You Have To Retire To Be A Retiree: The Great Recession slowed retirement migration nationwide, as people either couldn’t afford to retire, or couldn’t afford to move anywhere warm:
Second, as migration and retirement slowed during the Great Recession, Minnesota continued to lose substantial income to low-tax states in the South and the West that are not the locus of retirement.
The net movement of income to Florida dropped from $149 million in 2008 to $77 million in 2009, the first time Minnesota lost less than $100 million to Florida since 1996. The movement of income to Arizona also dropped substantially. Despite these drops, most of the other top states receiving income from Minnesota showed either no change or a bump in the income received from Minnesota.
Both Texas and Georgia gained more income inboth 2009 and 2010, while states like Colorado, Washington, South Dakota and North Carolina remained in a normal range.
All The Cool Working Kids In Liberal Hellholes Are Doing It: Minnesota isn’t the only high-tax “progressive” cesspool experiencing this problem:
analyses of the movement of income to and from other states show similar patterns of movement from high tax states and to low tax states.
In his book How Money Walks, after analyzing the same IRS data set for the entire country, Travis Brown concludes: “When you look at the mapped data over this period of time an unmistakable pattern emerges: income moved from high-tax states to states with no personal income taxes or lower per capita taxes.”11 In addition, a recent Manhattan Institute report documents the “exodus” from California
http://www.shotinthedark.info/wp/wp-admin/media-upload.php?post_id=36025&TB_iframe=1&width=640&height=607 using the data.12 The authors found, “as a general rule, Californians have tended to flee high taxes for low ones.” Thus, California, a state with a similar tax climate to Minnesota but very different weather, is experiencing similar migration patterns.
Big question there: is Minnesota becoming a cold California, or is Cali becoming a cold Minnesota?
It’s Everywhere: It’s on page 11 of the report (I said go read it, dammit), but I’ll show it to you here:
Look at all of your high-tax “progressive” cesspools – New England, New York, Jersey, California? Warm, cold, old and stodgy or young and full of “creative class” hypstrz – they’re all hemorraging people.
It’s The Young Workers, Stupid: The fifth conclusion? Younger workers in their prime earning years are not moving to Minnesota:
The people considering a move tend to be younger and looking for better jobs and economic opportunities. Table 1 [on page 3 of the report]shows a steady decline in the average size of the households moving to Minnesota, dropping from households with 1.94 exemptions per return in 1996 to 1.75 in 2010. This drop suggests that fewer families are choosing to make Minnesota their home.
We’re getting an influx of college students and lonely drifters. Families in their peak earning years? Not so much.

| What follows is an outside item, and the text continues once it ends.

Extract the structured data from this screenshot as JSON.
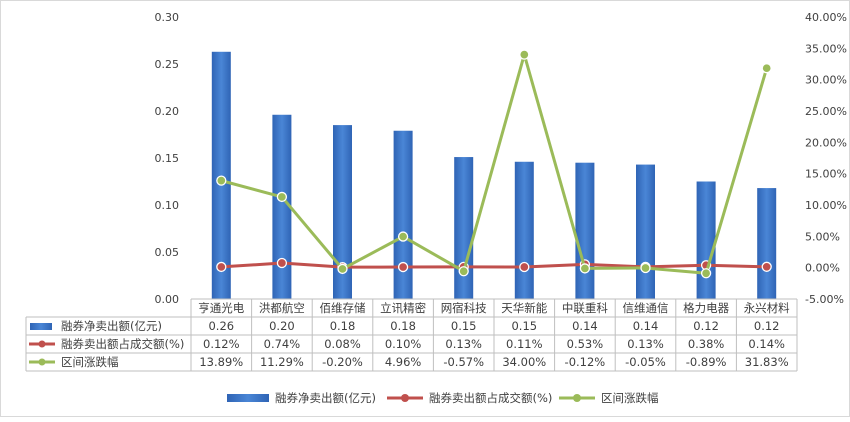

The conclusion? The CAX puts it diplomatically:
The data reviewed in this report show first and foremost that Minnesota is consistently losing the battle to attract people and income to the state. Year after year the state on net loses thousands of people and undreds of millions of dollars. Regardless of how large the loss is, it is a loss which demonstrates Minnesota is not competing well with the rest of the country. That’s a fact that should be worrisome to every Minnesotan.
I don’t need to be diplomatic; the data show us that tough economies and high taxes didn’t even mix in the 2000s, when we had a government that was split between bobbleheaded spendthrift DFLers and responsible Republicans, and we held onto sanity by our fingernails.
I can’t tell you the number of middle-class, hard-working, tax-paying people I know who’ve told me to pencil them in for anything happening more than 6-12 months out; they’re looking to move someplace where they aren’t forced to be happy to pay their hard-earned income for a Minnesota that just gets worse and worse.